И теперь скажите, как с таким себя вести? Какие слова ему говорить? Это не наивная Катерина! И даже не, вроде бы, умудрённый жизнью, богатырь Гюнтер, которому однако признательность застит взор. Это опытный, хладнокровный политик, имеющий за плечами одиннадцатилетний опыт общения с хитрецами и обманщиками всех мастей. Который их нюхом за версту чует. Поэтому я неустанно шлифовал и шлифовал свою будущую блистательную речь. Вот только с каждым новым днём, меня всё больше лихорадило от нехорошего предчувствия.
Глава 11. Слухи
Самый страшный и коварный монстр всех времен и народов — это слухи.
Ольга Громыко.
Земли, принадлежащие Тевтонскому ордену, замок Мариенбург, 30.07.1410 года. День.

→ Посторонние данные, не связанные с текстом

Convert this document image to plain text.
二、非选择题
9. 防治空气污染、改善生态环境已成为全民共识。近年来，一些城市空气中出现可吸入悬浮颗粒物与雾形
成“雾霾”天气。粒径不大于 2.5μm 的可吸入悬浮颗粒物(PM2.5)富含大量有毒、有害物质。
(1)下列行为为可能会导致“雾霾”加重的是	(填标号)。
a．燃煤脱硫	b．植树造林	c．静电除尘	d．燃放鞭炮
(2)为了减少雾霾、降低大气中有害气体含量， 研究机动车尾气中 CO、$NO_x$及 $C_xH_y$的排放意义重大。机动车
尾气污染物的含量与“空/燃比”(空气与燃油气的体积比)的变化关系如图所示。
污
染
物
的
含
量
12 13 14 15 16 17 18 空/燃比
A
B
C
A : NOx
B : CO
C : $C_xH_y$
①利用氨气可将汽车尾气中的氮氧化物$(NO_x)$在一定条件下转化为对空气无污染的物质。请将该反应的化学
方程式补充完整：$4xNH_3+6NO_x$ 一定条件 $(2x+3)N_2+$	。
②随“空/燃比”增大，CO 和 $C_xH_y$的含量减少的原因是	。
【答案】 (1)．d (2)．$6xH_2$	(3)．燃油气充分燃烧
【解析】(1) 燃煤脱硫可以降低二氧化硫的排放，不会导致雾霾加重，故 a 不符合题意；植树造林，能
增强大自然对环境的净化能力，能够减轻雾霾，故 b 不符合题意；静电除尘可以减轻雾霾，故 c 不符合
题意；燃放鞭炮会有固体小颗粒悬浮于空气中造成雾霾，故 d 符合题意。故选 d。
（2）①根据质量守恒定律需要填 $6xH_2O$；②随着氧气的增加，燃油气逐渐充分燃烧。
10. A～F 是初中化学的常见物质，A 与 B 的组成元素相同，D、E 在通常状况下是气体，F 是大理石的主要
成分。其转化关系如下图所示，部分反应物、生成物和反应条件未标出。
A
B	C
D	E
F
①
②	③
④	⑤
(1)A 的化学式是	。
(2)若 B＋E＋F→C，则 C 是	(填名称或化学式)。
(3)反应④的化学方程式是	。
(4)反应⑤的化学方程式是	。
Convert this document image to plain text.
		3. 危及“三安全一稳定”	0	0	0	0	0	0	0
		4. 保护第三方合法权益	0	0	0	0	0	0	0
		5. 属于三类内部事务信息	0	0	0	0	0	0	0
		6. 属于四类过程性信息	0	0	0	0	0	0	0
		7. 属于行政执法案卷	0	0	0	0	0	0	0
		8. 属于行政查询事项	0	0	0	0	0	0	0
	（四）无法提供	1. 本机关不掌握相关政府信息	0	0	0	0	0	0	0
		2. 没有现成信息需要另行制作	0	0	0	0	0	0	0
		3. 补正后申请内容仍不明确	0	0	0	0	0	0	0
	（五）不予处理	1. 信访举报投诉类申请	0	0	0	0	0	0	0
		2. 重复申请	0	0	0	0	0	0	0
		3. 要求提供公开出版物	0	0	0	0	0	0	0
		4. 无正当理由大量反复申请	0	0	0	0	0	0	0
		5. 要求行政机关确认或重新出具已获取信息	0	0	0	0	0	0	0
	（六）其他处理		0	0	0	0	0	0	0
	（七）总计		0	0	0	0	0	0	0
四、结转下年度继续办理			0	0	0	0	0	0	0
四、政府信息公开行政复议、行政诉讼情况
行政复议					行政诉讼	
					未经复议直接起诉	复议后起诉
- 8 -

Генрих фон Плауэн, стоя на крепостной стене, раздражённо дёрнул щекой. Опять! Опять эти поляки толпятся под воротами замка! Сколько их сегодня? Семеро… Вон они, стоят, словно кающиеся грешники, покорно склонив головы. Пожалуй, не один час стоят, безмолвно и смиренно, немым укором крестоносцам. Это те, кого тевтонским рыцарям удалось пленить во время Грюнвальдской битвы. В смысле, победить в схватке и объявить своим пленником под их честное рыцарское слово. Вот они своё слово и выполняют. Тьфу!
Одни проблемы от этих рыцарских отношений! Вот, к примеру, не далее, как вчера, он категорически запретил всем крестоносцам уезжать в плен. Даже тем, кто дал рыцарское слово. Позже! — объяснил он, — когда осаду с Мариенбурга снимут! Тогда каждый пленник может вспомнить про слово чести и отправляться, куда ему заблагорассудится, и даже выкуп за жизнь пленного Орден возьмёт на себя! А до этого момента — ни-ни! Каждое копьё на счету! Пусть только кто-то попробует! Вмиг будет отлучён от матери-церкви и предан анафеме! А все грехи, которые могут предъявить поляки, вроде клятвопреступления и прочего, он берёт на себя.